Dalam ayat lain, secara tegas Allah ﷻ menyebutkan beberapa hal yang hanya Dia yang secara pasti mengetahui.

Sementara itu, dalam hadits riwayat Imam Ahmad, Nabi ﷺ Muhammad bersabda sebagai berikut ini: 

من أتى عرافا أو كاهنا فصدقه بما يقول فقد كفر بما أنزل على محمد

"Barangsiapa mengunjungi seorang arraaf atau peramal (dukun) dan percaya pada apa yang dikatakannya, maka ia telah kafir kepada apa yang diturunkan kepada Muhammad (Alquran)." (Hadits sahih diriwayatkan Imam Ahmad)

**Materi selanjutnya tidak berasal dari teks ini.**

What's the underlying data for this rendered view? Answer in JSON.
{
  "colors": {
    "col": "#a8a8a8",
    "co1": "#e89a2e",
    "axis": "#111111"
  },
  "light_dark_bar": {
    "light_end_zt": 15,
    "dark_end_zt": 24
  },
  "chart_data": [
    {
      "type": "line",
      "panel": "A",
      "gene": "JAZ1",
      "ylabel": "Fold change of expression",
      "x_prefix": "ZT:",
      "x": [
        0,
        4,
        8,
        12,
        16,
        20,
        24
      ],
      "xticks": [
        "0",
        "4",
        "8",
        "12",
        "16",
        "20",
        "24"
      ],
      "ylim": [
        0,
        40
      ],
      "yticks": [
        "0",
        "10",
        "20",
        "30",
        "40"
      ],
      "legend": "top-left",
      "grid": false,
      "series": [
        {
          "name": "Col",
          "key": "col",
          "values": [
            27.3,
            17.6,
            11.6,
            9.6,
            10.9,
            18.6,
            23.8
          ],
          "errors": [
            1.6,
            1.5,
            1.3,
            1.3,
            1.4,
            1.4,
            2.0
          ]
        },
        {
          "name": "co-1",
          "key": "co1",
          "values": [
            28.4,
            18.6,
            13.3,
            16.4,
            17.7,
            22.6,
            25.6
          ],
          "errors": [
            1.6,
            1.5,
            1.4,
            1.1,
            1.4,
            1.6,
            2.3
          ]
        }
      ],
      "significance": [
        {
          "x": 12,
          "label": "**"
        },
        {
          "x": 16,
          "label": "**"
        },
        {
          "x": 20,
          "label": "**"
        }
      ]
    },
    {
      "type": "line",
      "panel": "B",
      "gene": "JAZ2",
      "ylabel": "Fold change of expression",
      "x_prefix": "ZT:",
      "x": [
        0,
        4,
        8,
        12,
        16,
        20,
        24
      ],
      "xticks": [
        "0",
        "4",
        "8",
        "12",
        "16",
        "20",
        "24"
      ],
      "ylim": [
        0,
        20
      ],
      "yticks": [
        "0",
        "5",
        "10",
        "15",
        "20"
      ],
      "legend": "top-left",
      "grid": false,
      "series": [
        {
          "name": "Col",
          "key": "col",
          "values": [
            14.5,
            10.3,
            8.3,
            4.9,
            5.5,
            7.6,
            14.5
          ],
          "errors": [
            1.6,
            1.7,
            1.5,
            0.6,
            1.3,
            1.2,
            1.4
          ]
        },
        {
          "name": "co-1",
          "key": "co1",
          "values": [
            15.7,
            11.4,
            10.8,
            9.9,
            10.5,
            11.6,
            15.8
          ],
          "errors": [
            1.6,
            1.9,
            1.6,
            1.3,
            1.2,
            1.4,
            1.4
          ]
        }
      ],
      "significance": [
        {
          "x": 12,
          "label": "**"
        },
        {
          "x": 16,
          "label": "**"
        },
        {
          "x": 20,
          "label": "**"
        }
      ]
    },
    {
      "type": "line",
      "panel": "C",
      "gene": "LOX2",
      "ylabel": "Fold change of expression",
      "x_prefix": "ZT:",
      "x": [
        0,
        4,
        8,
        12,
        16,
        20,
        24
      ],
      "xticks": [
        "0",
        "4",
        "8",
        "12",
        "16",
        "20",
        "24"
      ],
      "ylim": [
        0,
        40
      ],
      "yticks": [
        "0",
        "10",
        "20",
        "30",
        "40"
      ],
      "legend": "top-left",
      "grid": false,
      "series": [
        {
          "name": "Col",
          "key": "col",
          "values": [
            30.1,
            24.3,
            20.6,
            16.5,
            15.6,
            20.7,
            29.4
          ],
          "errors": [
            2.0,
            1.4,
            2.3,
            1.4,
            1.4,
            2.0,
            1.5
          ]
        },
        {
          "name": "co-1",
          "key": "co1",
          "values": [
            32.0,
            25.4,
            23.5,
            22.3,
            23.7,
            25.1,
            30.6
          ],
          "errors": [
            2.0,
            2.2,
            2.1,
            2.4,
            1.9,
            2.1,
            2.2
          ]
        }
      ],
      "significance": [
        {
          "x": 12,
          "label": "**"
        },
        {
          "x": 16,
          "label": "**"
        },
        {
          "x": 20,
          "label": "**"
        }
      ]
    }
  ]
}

Menurut hemat penulis, mengapa sebagian orang percaya terhadap dukun?Kita tak boleh serta merta menyalahkan mereka yang percaya dan memercayai dukun. Namun, ini juga ada andil sang dukun yang memanfaatkan simbol-simbol agama untuk menyampaikan penipuannya.

Misalnya, dia memakai pakaian keagamaan atau dia menulis sesuatu dengan tulisan Arab atau kutipan ayat-ayat Alquran yang dijadikan jimat. Padahal dalam soal ini, Profesor di departemen Studi Islam dalam Bahasa Inggris, Universitas Al-Azhar, Mesir Mohammad S. Alrahawan sudah mengingatkan tidak ada hadits dari Nabi atau sahabat yang menjelaskan tentang praktik menulis ayat-ayat Alquran, doa, zikir atau nama-nama Allah pada selembar kertas atau pakaian dan memakainya seperti kalung atau gelang.

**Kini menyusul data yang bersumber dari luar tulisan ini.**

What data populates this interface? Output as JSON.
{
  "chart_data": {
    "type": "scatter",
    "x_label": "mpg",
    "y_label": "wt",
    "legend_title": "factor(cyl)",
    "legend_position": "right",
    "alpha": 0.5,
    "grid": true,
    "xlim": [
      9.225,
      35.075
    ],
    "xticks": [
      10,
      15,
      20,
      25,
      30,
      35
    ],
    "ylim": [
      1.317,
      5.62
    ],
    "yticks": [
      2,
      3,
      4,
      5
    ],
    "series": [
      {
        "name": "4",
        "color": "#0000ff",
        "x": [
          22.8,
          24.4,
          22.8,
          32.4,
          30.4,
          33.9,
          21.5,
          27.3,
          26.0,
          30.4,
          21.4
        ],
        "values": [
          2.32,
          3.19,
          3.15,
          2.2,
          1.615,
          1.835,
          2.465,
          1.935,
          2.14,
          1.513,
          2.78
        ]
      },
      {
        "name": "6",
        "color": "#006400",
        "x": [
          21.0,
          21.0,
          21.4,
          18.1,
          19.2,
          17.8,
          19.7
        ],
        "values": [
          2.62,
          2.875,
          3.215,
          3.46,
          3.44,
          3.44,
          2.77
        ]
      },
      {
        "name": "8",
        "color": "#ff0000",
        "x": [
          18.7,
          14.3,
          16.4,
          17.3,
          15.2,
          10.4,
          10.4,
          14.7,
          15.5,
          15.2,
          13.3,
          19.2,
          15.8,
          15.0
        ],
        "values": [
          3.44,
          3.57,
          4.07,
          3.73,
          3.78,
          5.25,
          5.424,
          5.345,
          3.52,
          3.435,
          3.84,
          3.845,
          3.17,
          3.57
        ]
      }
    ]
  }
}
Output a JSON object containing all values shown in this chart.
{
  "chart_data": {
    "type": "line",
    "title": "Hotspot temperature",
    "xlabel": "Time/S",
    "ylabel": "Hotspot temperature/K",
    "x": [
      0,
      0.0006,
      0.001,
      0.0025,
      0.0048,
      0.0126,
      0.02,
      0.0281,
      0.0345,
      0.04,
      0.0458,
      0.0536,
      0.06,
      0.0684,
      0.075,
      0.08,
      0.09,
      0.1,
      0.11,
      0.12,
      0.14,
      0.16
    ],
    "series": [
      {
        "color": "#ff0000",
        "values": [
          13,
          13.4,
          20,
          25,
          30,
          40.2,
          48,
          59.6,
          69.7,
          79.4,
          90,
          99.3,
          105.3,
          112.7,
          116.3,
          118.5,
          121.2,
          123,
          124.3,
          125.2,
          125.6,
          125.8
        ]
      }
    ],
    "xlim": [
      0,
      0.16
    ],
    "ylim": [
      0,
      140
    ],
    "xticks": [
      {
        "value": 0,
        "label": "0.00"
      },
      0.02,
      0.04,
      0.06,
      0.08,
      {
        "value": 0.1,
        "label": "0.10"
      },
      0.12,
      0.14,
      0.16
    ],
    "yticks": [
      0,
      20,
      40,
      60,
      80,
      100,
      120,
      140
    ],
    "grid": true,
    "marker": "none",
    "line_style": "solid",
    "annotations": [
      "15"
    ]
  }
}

Sebagai Muslim, contoh teladan adalah Nabi dan para sahabatnya. "Memakai taweez (jimat dengan Alquran di dalamnya, atau angka yang mewakili ayat-ayat Alquran) sama tidak logisnya dengan seseorang yang pergi ke dokter yang sakit, mengumpulkan dan membayar resepnya, lalu menggulungnya atau melipatnya, dan meletakkannya di kantong kulit dan memakainya di leher, lengan atau pinggangnya," ujar  sang profesor.

Kalau menuliskan sebagian kutipan ayat-ayat Alquran menjadi jimat saja sudah salah, apalagi jika kita memercayai jimat.  Dalam "Kisah Teladan dan Aneka Humor Sufi" yang ditulis oleh MB Rahimsyah dijelaskan mengenai sikap Rasulullah terhadap azimat yang disampaikan oleh Ibnu Amir al Jauhani.

Pada suatu hari, Rasulullah didatangi oleh satu rombongan yang terdiri atas sembilan orang. Mereka itu menghadap Rasulullah untuk masuk Islam, dan meminta beliau untuk membaiat mereka menjadi Muslim.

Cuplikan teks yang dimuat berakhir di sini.